Hashing
Hashing is the process of converting input data (of any size) into a fixed-size string of characters, typically a short string of letters and numbers, using a mathematical function called a hash function.
Purpose of Hashing
In system design, hashing is crucial for:
- Data lookup efficiency (e.g., using hash tables)
- Security (e.g., storing passwords or verifying data integrity)
- Data partitioning (e.g., consistent hashing in distributed systems)
- Load balancing (distributing requests to servers)
How Hashing Works
A hash function takes an input (e.g., a username) and returns a hash value (a fixed-size code).
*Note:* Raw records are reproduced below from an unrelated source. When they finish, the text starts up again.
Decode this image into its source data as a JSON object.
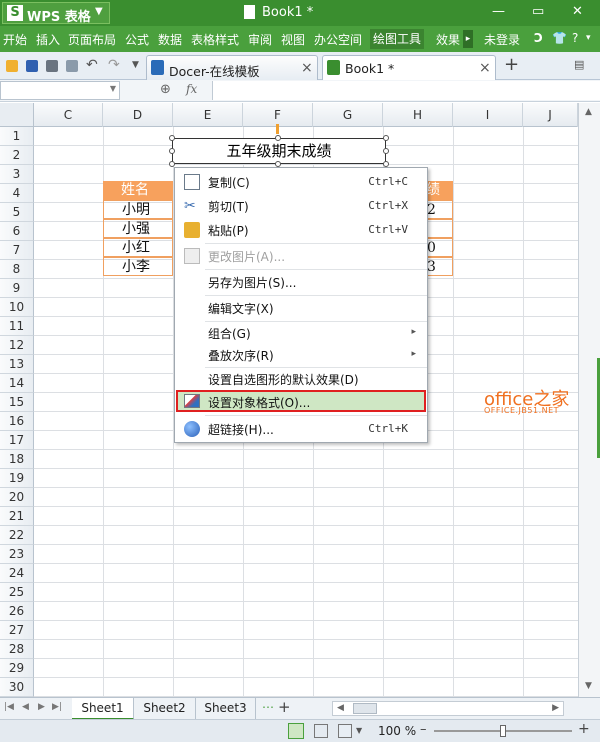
{
  "titlebar": {
    "app_name": "WPS 表格",
    "doc_title": "Book1 *",
    "logo": "S",
    "colors": {
      "bar": "#3a8e2f"
    }
  },
  "menubar": {
    "items": [
      "开始",
      "插入",
      "页面布局",
      "公式",
      "数据",
      "表格样式",
      "审阅",
      "视图",
      "办公空间",
      "绘图工具",
      "效果"
    ],
    "active": "绘图工具",
    "login": "未登录"
  },
  "tabs": [
    {
      "label": "Docer-在线模板"
    },
    {
      "label": "Book1 *"
    }
  ],
  "formula_bar": {
    "fx": "fx"
  },
  "columns": [
    "C",
    "D",
    "E",
    "F",
    "G",
    "H",
    "I",
    "J"
  ],
  "rows": [
    "1",
    "2",
    "3",
    "4",
    "5",
    "6",
    "7",
    "8",
    "9",
    "10",
    "11",
    "12",
    "13",
    "14",
    "15",
    "16",
    "17",
    "18",
    "19",
    "20",
    "21",
    "22",
    "23",
    "24",
    "25",
    "26",
    "27",
    "28",
    "29",
    "30"
  ],
  "cells": {
    "header_name": "姓名",
    "names": [
      "小明",
      "小强",
      "小红",
      "小李"
    ],
    "h_partial": [
      "绩",
      "2",
      "",
      "0",
      "3"
    ]
  },
  "textbox": "五年级期末成绩",
  "context_menu": [
    {
      "label": "复制(C)",
      "shortcut": "Ctrl+C",
      "icon": "copy-icon"
    },
    {
      "label": "剪切(T)",
      "shortcut": "Ctrl+X",
      "icon": "cut-icon"
    },
    {
      "label": "粘贴(P)",
      "shortcut": "Ctrl+V",
      "icon": "paste-icon"
    },
    {
      "label": "更改图片(A)...",
      "shortcut": "",
      "icon": "change-picture-icon",
      "disabled": true
    },
    {
      "label": "另存为图片(S)...",
      "shortcut": ""
    },
    {
      "label": "编辑文字(X)",
      "shortcut": ""
    },
    {
      "label": "组合(G)",
      "shortcut": "",
      "submenu": true
    },
    {
      "label": "叠放次序(R)",
      "shortcut": "",
      "submenu": true
    },
    {
      "label": "设置自选图形的默认效果(D)",
      "shortcut": ""
    },
    {
      "label": "设置对象格式(O)...",
      "shortcut": "",
      "icon": "format-object-icon",
      "highlighted": true
    },
    {
      "label": "超链接(H)...",
      "shortcut": "Ctrl+K",
      "icon": "hyperlink-icon"
    }
  ],
  "sheets": [
    "Sheet1",
    "Sheet2",
    "Sheet3"
  ],
  "active_sheet": "Sheet1",
  "status": {
    "zoom": "100 %"
  },
  "watermark": {
    "main": "office之家",
    "sub": "OFFICE.JB51.NET"
  }
}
A good hash function ensures:
- Determinism – same input gives same output
- Uniformity – distributes input evenly across the output space
- Efficiency – fast computation
- Non-reversibility (in cryptographic hashing) – hard to reverse-engineer
Example with Hash Map
Problem: You want to store and retrieve user records by username quickly.
Solution: Use a hash table where the key is the username, and the value is the user’s data.
Input username: "alice123"
Hash function: hash("alice123") → 142
Store in table at index 142: users[142] = {name: "Alice", age: 25}
When retrieving:
Get hash("alice123") → 142
Fetch users[142]
This lookup is done in constant time O(1) on average.
Example of Password Storage
You should never store raw passwords. Instead, hash them:
Password: "mySecret123"
Hash: SHA256("mySecret123") = "a5dcb3b7e69..."
Store this hash in DB
When the user logs in, hash the provided password and compare it to the stored hash.
This keeps passwords safe even if the database is compromised.
Common Hash Functions
| Function | Use Case |
|---|---|
| MD5 | Fast but insecure (legacy) |
| SHA-1 | Deprecated (vulnerable) |
| SHA-256 | Secure password hashing |
| MurmurHash | Fast and non-cryptographic |
| CRC32 | Data integrity |
Hashing Caveats
- Collisions: Different inputs may produce the same hash. Good hash functions minimize this.
- Security: Cryptographic hash functions are needed for passwords or digital signatures.
- Hash table limitations: Poor hash functions may cause clustering and performance drops.